Even well-designed systems fail when people are afraid to speak. Psychological safety is essential. Punish the first person who brings bad news, and others will stay silent. Thank them and take their concerns seriously, and others will speak up too.
It takes courage to implement systemic change before a crisis forces it, and humility to admit the systems are falling short and to keep examining and correcting long after the pressure fades.
So what can you do?
Ask:
- How quickly does bad news travel upward in my organization?
- Are accountability mechanisms applied equally at every level?
- Are the incentives driving the behavior I want?
- Would someone feel safe challenging me directly?
Act:
- Review one incentive structure and identify what behavior it unintentionally rewards.
- Create one mechanism for independent challenge or review.
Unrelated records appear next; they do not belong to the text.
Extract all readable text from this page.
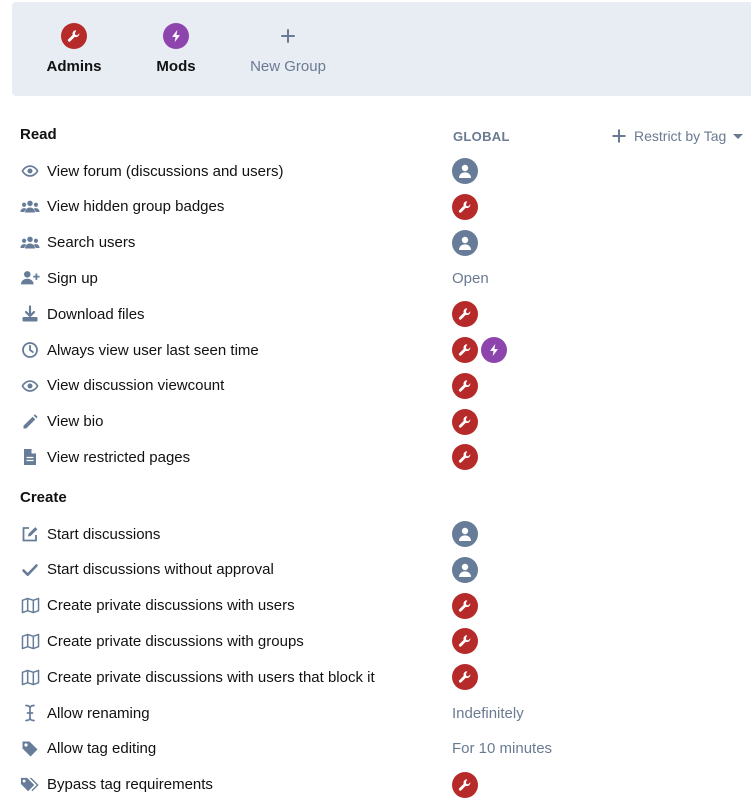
Admins	Mods	New Group
Read	GLOBAL	Restrict by Tag
View forum (discussions and users)
View hidden group badges
Search users
Sign up	Open
Download files
Always view user last seen time
View discussion viewcount
View bio
View restricted pages
Create
Start discussions
Start discussions without approval
Create private discussions with users
Create private discussions with groups
Create private discussions with users that block it
Allow renaming	Indefinitely
Allow tag editing	For 10 minutes
Bypass tag requirements
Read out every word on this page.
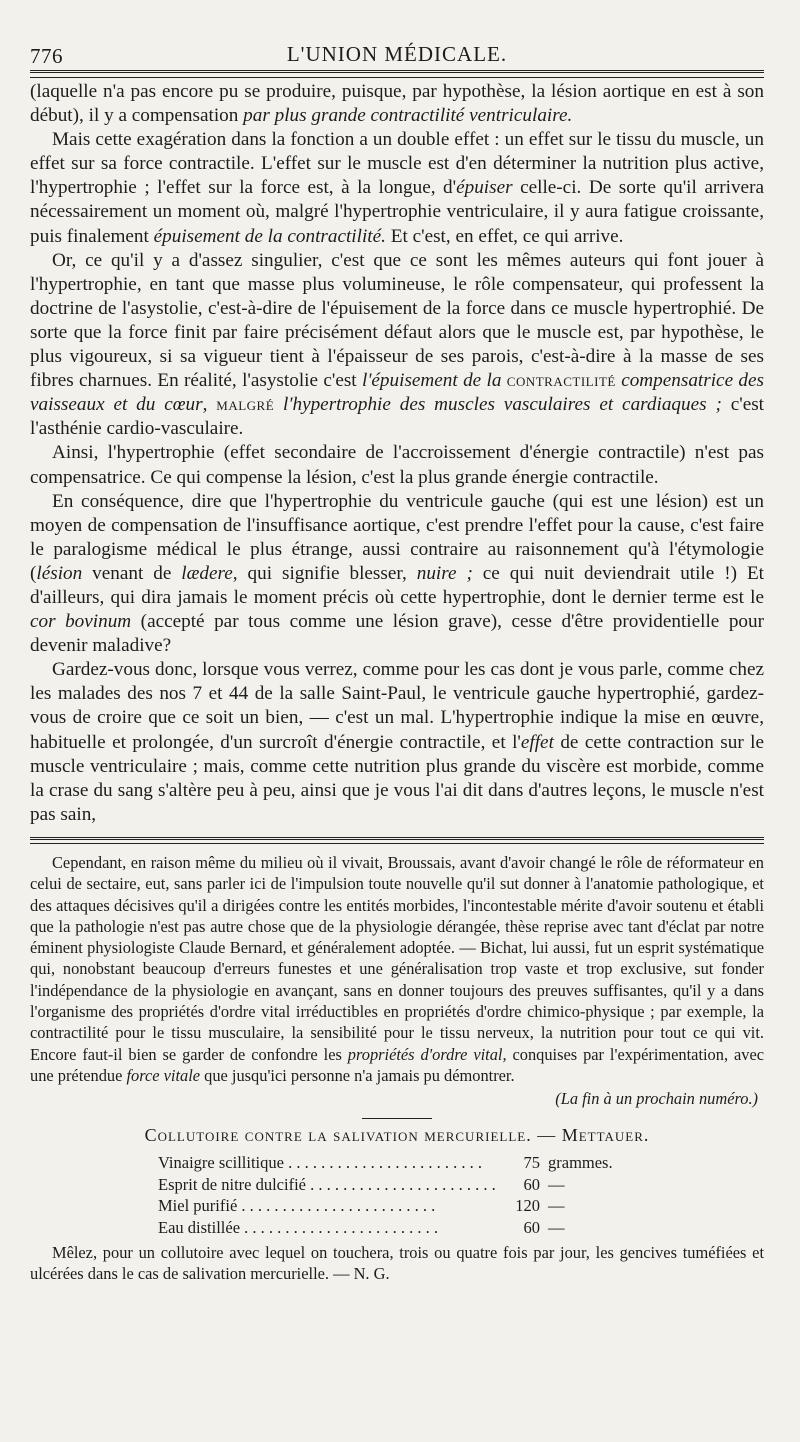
776	L'UNION MÉDICALE.

(laquelle n'a pas encore pu se produire, puisque, par hypothèse, la lésion aortique en est à son début), il y a compensation par plus grande contractilité ventriculaire.

Mais cette exagération dans la fonction a un double effet : un effet sur le tissu du muscle, un effet sur sa force contractile. L'effet sur le muscle est d'en déterminer la nutrition plus active, l'hypertrophie ; l'effet sur la force est, à la longue, d'épuiser celle-ci. De sorte qu'il arrivera nécessairement un moment où, malgré l'hypertrophie ventriculaire, il y aura fatigue croissante, puis finalement épuisement de la contractilité. Et c'est, en effet, ce qui arrive.

Or, ce qu'il y a d'assez singulier, c'est que ce sont les mêmes auteurs qui font jouer à l'hypertrophie, en tant que masse plus volumineuse, le rôle compensateur, qui professent la doctrine de l'asystolie, c'est-à-dire de l'épuisement de la force dans ce muscle hypertrophié. De sorte que la force finit par faire précisément défaut alors que le muscle est, par hypothèse, le plus vigoureux, si sa vigueur tient à l'épaisseur de ses parois, c'est-à-dire à la masse de ses fibres charnues. En réalité, l'asystolie c'est l'épuisement de la contractilité compensatrice des vaisseaux et du cœur, malgré l'hypertrophie des muscles vasculaires et cardiaques ; c'est l'asthénie cardio-vasculaire.

Ainsi, l'hypertrophie (effet secondaire de l'accroissement d'énergie contractile) n'est pas compensatrice. Ce qui compense la lésion, c'est la plus grande énergie contractile.

En conséquence, dire que l'hypertrophie du ventricule gauche (qui est une lésion) est un moyen de compensation de l'insuffisance aortique, c'est prendre l'effet pour la cause, c'est faire le paralogisme médical le plus étrange, aussi contraire au raisonnement qu'à l'étymologie (lésion venant de lædere, qui signifie blesser, nuire ; ce qui nuit deviendrait utile !) Et d'ailleurs, qui dira jamais le moment précis où cette hypertrophie, dont le dernier terme est le cor bovinum (accepté par tous comme une lésion grave), cesse d'être providentielle pour devenir maladive?

Gardez-vous donc, lorsque vous verrez, comme pour les cas dont je vous parle, comme chez les malades des nos 7 et 44 de la salle Saint-Paul, le ventricule gauche hypertrophié, gardez-vous de croire que ce soit un bien, — c'est un mal. L'hypertrophie indique la mise en œuvre, habituelle et prolongée, d'un surcroît d'énergie contractile, et l'effet de cette contraction sur le muscle ventriculaire ; mais, comme cette nutrition plus grande du viscère est morbide, comme la crase du sang s'altère peu à peu, ainsi que je vous l'ai dit dans d'autres leçons, le muscle n'est pas sain,

Cependant, en raison même du milieu où il vivait, Broussais, avant d'avoir changé le rôle de réformateur en celui de sectaire, eut, sans parler ici de l'impulsion toute nouvelle qu'il sut donner à l'anatomie pathologique, et des attaques décisives qu'il a dirigées contre les entités morbides, l'incontestable mérite d'avoir soutenu et établi que la pathologie n'est pas autre chose que de la physiologie dérangée, thèse reprise avec tant d'éclat par notre éminent physiologiste Claude Bernard, et généralement adoptée. — Bichat, lui aussi, fut un esprit systématique qui, nonobstant beaucoup d'erreurs funestes et une généralisation trop vaste et trop exclusive, sut fonder l'indépendance de la physiologie en avançant, sans en donner toujours des preuves suffisantes, qu'il y a dans l'organisme des propriétés d'ordre vital irréductibles en propriétés d'ordre chimico-physique ; par exemple, la contractilité pour le tissu musculaire, la sensibilité pour le tissu nerveux, la nutrition pour tout ce qui vit. Encore faut-il bien se garder de confondre les propriétés d'ordre vital, conquises par l'expérimentation, avec une prétendue force vitale que jusqu'ici personne n'a jamais pu démontrer.

(La fin à un prochain numéro.)
Collutoire contre la salivation mercurielle. — Mettauer.
Vinaigre scillitique . . .	75 grammes.
Esprit de nitre dulcifié . . .	60 —
Miel purifié . . .	120 —
Eau distillée . . .	60 —

Mêlez, pour un collutoire avec lequel on touchera, trois ou quatre fois par jour, les gencives tuméfiées et ulcérées dans le cas de salivation mercurielle. — N. G.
- Publicly protect someone who raises a difficult concern in good faith.
Model:
Admit one leadership blind spot openly. Show your team that correction is not weakness, but stewardship.
Systems do not move towards justice on their own. Left unchecked, they tend to protect themselves. Stewardship means noticing that drift and correcting it before people are harmed. This is the challenge of leadership and the responsibility of every steward.
But no leader sustains this kind of stewardship alone. That’s why I lead Kingdom Factor Cohorts (KFCs), confidential groups where Christian CEOs, founders, and executives find the wisdom, courage, and accountability to lead faithfully over the long term. Come see if a KFC is right for you.
(Read the entire UK Post Office Scandal series here.)
Thank you, Mun-Wai, for a truly outstanding series. I do not believe the Post Office scandal is anywhere near concluded; its implications for the 21st century are profound and still unfolding.
Perhaps God guided you to select this subject, because of the powerful lessons it holds for justice, truth, and accountability in our time. I pray that your work will not only continue to bring these issues into the light, but also help draw others toward God, through Jesus Christ, and toward a deeper commitment to unity, loving one another, independence of thought, and faithful stewardship.
Whilst your work has a clear foundation in Christianity, it also reaches far beyond—speaking to people of all faiths, as well as those who do not identify with any religious tradition. It offers something meaningful to anyone beginning a journey of self-awareness, particularly through its emphasis on affective empathy and our shared responsibility to understand and care for one another.
Thank you, Trevor. Your encouragement means a great deal, especially given your firsthand experience of events that most of us only know through inquiries, reports, and headlines.
One of the things that struck me throughout this series is that the Post Office scandal was never just a technology failure or a legal failure. It became a human failure, touching truth, justice, leadership, culture, and stewardship. That’s why I agree that its implications are still unfolding.
I also appreciate your observation about reaching beyond a Christian audience. While the series is grounded in a biblical worldview, my hope has always been that principles such as truth-seeking, accountability, empathy, and stewardship resonate with anyone who cares about leading people well.
And thank you for the many conversations we’ve had along the way. They helped me see not only the public story, but also some of the human realities behind it. I know there are still lessons from this scandal that leaders around the world have yet to learn.